A low-attendance, end of the day hearing on the Office of the Inspector General (OIG) was punctuated by a forceful, two word call to action and rebuke from IG Joe Ferguson on oversight of City Council: “Fix this.” By the end of Ferguson’s testimony at around 6:40 p.m., only a dozen aldermen were left.

Attendance: Joe Moreno (1), Pat Dowell (3), Michelle Harris (8), Raymond Lopez (15), David Moore (17), Ricardo Munoz (22), Jason Ervin (28), Chris Taliaferro (29), Scott Waguespack (32), Emma Mitts (37), Nicholas Sposato (38), Michele Smith (43), Joe Moore (49)

For close to a year, a carefully crafted ordinance to fold in the Office of the Legislative Inspector General, currently headed by Faisal Khan, into the OIG, has been on hold. Khan, who rubbed many aldermen the wrong way (Ald. Moreno said Khan had a “cowboy mentality” and a staff of “political operators”), sent letters to aldermen and the Mayor this summer pleading for an adequate amount of money to do his job. His task was to provide oversight of 50 aldermen and roughly 450 staff with a budget of about $350,000. He eventually turned to paying staff out of his own pocket.

He told Aldertrack in early August, “It’s impossible to do your job when you’re supposed to ask for money from the people you’re supposed to oversee.”

Ferguson alluded to the subject’s touchiness when Ald. Scott Waguespack asked whether he was up for taking on the oversight task. “This is a long standing loose wire, a raw, sore spot for many people in this body,” he explained. Ald. Pat O’Connor (40), Ald. Ameya Pawar (47), Ald. Michelle Harris (8), representatives of the Law Department, the Mayor’s Office and the OIG’s office worked on the ordinance introduced last October to give OIG the power to investigate and audit City Council.

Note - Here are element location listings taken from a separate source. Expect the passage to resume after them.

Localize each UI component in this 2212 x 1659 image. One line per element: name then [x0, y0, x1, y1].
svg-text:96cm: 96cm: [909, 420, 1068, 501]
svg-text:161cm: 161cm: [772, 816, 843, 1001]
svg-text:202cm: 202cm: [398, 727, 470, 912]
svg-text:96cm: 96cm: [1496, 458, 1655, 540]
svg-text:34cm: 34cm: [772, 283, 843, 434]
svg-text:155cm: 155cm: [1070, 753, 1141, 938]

“There were 37, 36 sponsors,” Ferguson said, “And I think it didn’t include you, Ald. Waguespack, it didn’t include members of the so-called Progressive Caucus, that generally are along for that sort of good government ride. And it sat.” Ald. Michele Smith (43) and Ald. Joe Moore (49) worked to tweak and re-introduce the ordinance at the start of the new term in 2015.

That’s yet to see a vote either.

“I will say, as a resident of the City of Chicago, and as somebody who has tried to work for good government in the City of Chicago, it’s an embarrassment that it sits there. Let’s fix this…bring it up for a vote.” If not that ordinance, then give that same authority to Khan’s office, Ferguson says, which is expected to fold from lack of funding in November.

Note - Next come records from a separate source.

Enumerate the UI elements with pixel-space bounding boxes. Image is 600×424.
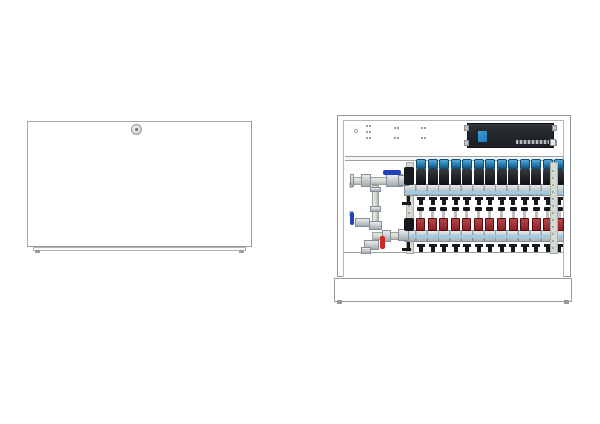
flow-meter-row — [416, 207, 564, 231]
actuator-blue-cap — [474, 159, 484, 169]
thermal-actuator — [439, 159, 449, 185]
cabinet-plinth — [334, 278, 572, 302]
key-hole — [354, 129, 358, 133]
fill-drain-valve-red-lever — [380, 236, 385, 249]
flow-meter — [439, 207, 448, 231]
flow-meter-red-body — [474, 218, 483, 231]
door-bottom-trim — [33, 247, 246, 251]
pipe-connection-cap — [417, 197, 425, 205]
actuator-blue-cap — [428, 159, 438, 169]
pipe-connection-cap — [532, 244, 540, 252]
pipe-connection-cap — [498, 197, 506, 205]
flow-meter — [485, 207, 494, 231]
supply-connection-row — [417, 197, 563, 205]
flow-meter-red-body — [462, 218, 471, 231]
flow-meter-stem — [546, 211, 549, 218]
pipe-connection-cap — [486, 197, 494, 205]
flow-meter-red-body — [532, 218, 541, 231]
flow-meter-red-body — [509, 218, 518, 231]
flow-meter-red-body — [439, 218, 448, 231]
manifold-blue-stripe — [405, 235, 563, 238]
riser-elbow — [369, 221, 382, 230]
flow-meter-red-body — [485, 218, 494, 231]
manifold-blue-stripe — [405, 191, 563, 194]
flow-meter-stem — [558, 211, 561, 218]
mounting-hole — [421, 127, 423, 129]
wiring-center-unit — [467, 123, 554, 148]
flow-meter-stem — [419, 211, 422, 218]
pipe-connection-cap — [521, 197, 529, 205]
mounting-hole — [394, 137, 396, 139]
pipe-connection-cap — [509, 197, 517, 205]
pipe-connection-cap — [452, 197, 460, 205]
actuator-blue-cap — [497, 159, 507, 169]
pipe-connection-cap — [532, 197, 540, 205]
flow-meter — [462, 207, 471, 231]
pipe-connection-cap — [429, 244, 437, 252]
riser-top-nut — [370, 187, 381, 192]
flow-meter-red-body — [520, 218, 529, 231]
thermal-actuator — [520, 159, 530, 185]
actuator-blue-cap — [416, 159, 426, 169]
flow-meter-red-body — [428, 218, 437, 231]
manifold-end-cap-black-lower — [404, 218, 414, 231]
thermal-actuator — [497, 159, 507, 185]
drain-valve-lower — [402, 242, 412, 252]
mounting-hole — [366, 137, 368, 139]
flow-meter — [451, 207, 460, 231]
actuator-body — [508, 169, 518, 185]
pipe-connection-cap — [521, 244, 529, 252]
actuator-body — [485, 169, 495, 185]
flow-meter-stem — [465, 211, 468, 218]
thermal-actuator — [474, 159, 484, 185]
actuator-body — [497, 169, 507, 185]
manifold-end-cap-black-upper — [404, 167, 414, 185]
actuator-body — [462, 169, 472, 185]
flow-meter — [474, 207, 483, 231]
thermal-actuator — [531, 159, 541, 185]
actuator-blue-cap — [439, 159, 449, 169]
terminal-strip — [516, 140, 549, 144]
flow-meter-stem — [488, 211, 491, 218]
pipe-connection-cap — [429, 197, 437, 205]
mounting-tab — [552, 125, 557, 131]
thermal-actuator — [451, 159, 461, 185]
return-manifold-bar — [404, 230, 564, 242]
actuator-row — [416, 159, 564, 185]
pipe-connection-cap — [452, 244, 460, 252]
wall-flange — [350, 174, 354, 187]
actuator-body — [474, 169, 484, 185]
thermal-actuator — [508, 159, 518, 185]
interior-floor-line — [344, 252, 563, 253]
thermal-actuator — [462, 159, 472, 185]
mounting-hole — [366, 131, 368, 133]
actuator-blue-cap — [451, 159, 461, 169]
pipe-connection-cap — [475, 244, 483, 252]
pipe-connection-cap — [475, 197, 483, 205]
flow-meter-stem — [523, 211, 526, 218]
fill-drain-elbow — [361, 247, 371, 254]
flow-meter-stem — [442, 211, 445, 218]
pipe-connection-cap — [486, 244, 494, 252]
actuator-body — [531, 169, 541, 185]
product-illustration — [0, 0, 600, 424]
actuator-body — [428, 169, 438, 185]
supply-manifold-bar — [404, 184, 564, 196]
actuator-body — [416, 169, 426, 185]
mounting-tab — [464, 140, 469, 146]
flow-meter-stem — [431, 211, 434, 218]
mounting-hole — [421, 137, 423, 139]
flow-meter — [509, 207, 518, 231]
flow-meter — [532, 207, 541, 231]
actuator-blue-cap — [462, 159, 472, 169]
flow-meter-red-body — [416, 218, 425, 231]
cabinet-door-front — [27, 121, 252, 247]
riser-union-nut — [370, 206, 381, 212]
door-lock-icon — [131, 124, 142, 135]
support-bracket-right — [550, 162, 558, 254]
isolation-valve-blue-lever — [350, 212, 354, 225]
pipe-connection-cap — [509, 244, 517, 252]
return-connection-row — [417, 244, 563, 252]
mounting-hole — [366, 125, 368, 127]
actuator-body — [520, 169, 530, 185]
mounting-tab — [464, 125, 469, 131]
actuator-blue-cap — [531, 159, 541, 169]
brand-logo-mark — [478, 131, 487, 142]
mounting-hole — [394, 127, 396, 129]
pipe-connection-cap — [463, 244, 471, 252]
terminal-end-cap — [550, 139, 556, 146]
flow-meter-red-body — [451, 218, 460, 231]
supply-valve-blue-lever — [383, 170, 401, 175]
actuator-blue-cap — [485, 159, 495, 169]
pipe-connection-cap — [440, 244, 448, 252]
union-nut — [361, 174, 371, 187]
flow-meter — [416, 207, 425, 231]
flow-meter-stem — [454, 211, 457, 218]
pipe-connection-cap — [417, 244, 425, 252]
flow-meter — [520, 207, 529, 231]
pipe-connection-cap — [440, 197, 448, 205]
actuator-blue-cap — [520, 159, 530, 169]
flow-meter-stem — [512, 211, 515, 218]
isolation-valve-body — [355, 218, 370, 227]
thermal-actuator — [428, 159, 438, 185]
flow-meter — [428, 207, 437, 231]
pipe-connection-cap — [463, 197, 471, 205]
pipe-connection-cap — [498, 244, 506, 252]
actuator-body — [439, 169, 449, 185]
thermal-actuator — [416, 159, 426, 185]
thermal-actuator — [485, 159, 495, 185]
actuator-body — [451, 169, 461, 185]
flow-meter-red-body — [497, 218, 506, 231]
flow-meter — [497, 207, 506, 231]
drain-valve-upper — [402, 196, 412, 206]
flow-meter-stem — [500, 211, 503, 218]
flow-meter-stem — [535, 211, 538, 218]
actuator-blue-cap — [508, 159, 518, 169]
flow-meter-stem — [477, 211, 480, 218]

Ald. Joe Moore mentioned reservations some aldermen might have about unfounded accusations against them being made public, potentially damaging during elections. Aside from the Inspector General’s office good track record and the significant legal repercussions of a leak, Ferguson says an investigation going public is ultimately unlikely to happen because “it’s my ass on the line. You can call me before this body and ask what happened.” He was similarly not concerned about needing more funding than the OLIG, given the employees and institutional knowledge the office already has. “We’d make good use of that money.”

Ferguson also talked about the evolution of his office, which he says has moved beyond just investigations, and toward a more multi-faceted approach that includes audits, compliance and program review. “There’s a cultural shift that still needs to occur” with middle management in city departments who sometimes take months to provide publicly available information. He singled out a 17-month-long “game of cat and mouse” with management at City Clerk Susana Mendoza’s office, who he says won’t hand over basic data on city stickers. He said his office is also working on investigations into overtime at CPD, and possibly the Chicago Fire Department.

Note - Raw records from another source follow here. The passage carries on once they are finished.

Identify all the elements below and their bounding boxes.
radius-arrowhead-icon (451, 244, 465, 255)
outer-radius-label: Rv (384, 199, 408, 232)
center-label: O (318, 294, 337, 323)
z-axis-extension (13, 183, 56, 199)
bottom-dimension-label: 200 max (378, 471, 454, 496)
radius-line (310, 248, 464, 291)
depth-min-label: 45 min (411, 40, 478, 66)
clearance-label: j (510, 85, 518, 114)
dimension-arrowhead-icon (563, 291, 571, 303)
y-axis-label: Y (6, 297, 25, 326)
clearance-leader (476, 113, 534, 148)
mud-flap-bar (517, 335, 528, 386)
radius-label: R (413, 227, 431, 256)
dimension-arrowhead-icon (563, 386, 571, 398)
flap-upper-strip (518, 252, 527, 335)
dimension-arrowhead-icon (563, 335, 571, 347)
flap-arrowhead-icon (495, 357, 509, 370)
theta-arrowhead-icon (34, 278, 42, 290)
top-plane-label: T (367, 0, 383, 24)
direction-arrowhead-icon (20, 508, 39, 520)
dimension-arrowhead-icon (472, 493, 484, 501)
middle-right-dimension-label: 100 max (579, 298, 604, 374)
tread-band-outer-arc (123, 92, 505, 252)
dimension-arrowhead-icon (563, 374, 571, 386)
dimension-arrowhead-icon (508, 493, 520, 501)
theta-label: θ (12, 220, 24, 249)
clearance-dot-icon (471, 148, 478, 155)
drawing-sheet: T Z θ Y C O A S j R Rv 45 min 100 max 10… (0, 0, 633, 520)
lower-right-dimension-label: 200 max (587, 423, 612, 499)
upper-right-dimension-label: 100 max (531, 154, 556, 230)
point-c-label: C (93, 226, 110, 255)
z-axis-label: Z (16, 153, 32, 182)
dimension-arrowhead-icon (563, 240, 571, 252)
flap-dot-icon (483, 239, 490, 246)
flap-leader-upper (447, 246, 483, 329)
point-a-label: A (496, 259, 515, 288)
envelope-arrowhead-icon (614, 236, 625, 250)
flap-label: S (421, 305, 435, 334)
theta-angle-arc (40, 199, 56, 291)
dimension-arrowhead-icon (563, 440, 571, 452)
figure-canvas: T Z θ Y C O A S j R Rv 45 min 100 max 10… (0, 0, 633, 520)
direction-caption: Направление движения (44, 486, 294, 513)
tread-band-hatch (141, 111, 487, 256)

He also mentioned missed opportunities for City efficiencies, including a 2011 report his office issued saying the City is losing out on more than $100 million on unnecessary motor truck drivers. “As we approach the 2017 bargaining round, since the unions are the greatest beneficiaries of the increase in taxes…the workforce and their representatives in the unions need to be partners…to work with the administration and the City Council to take their hands off of work rules that result in this sort of waste.”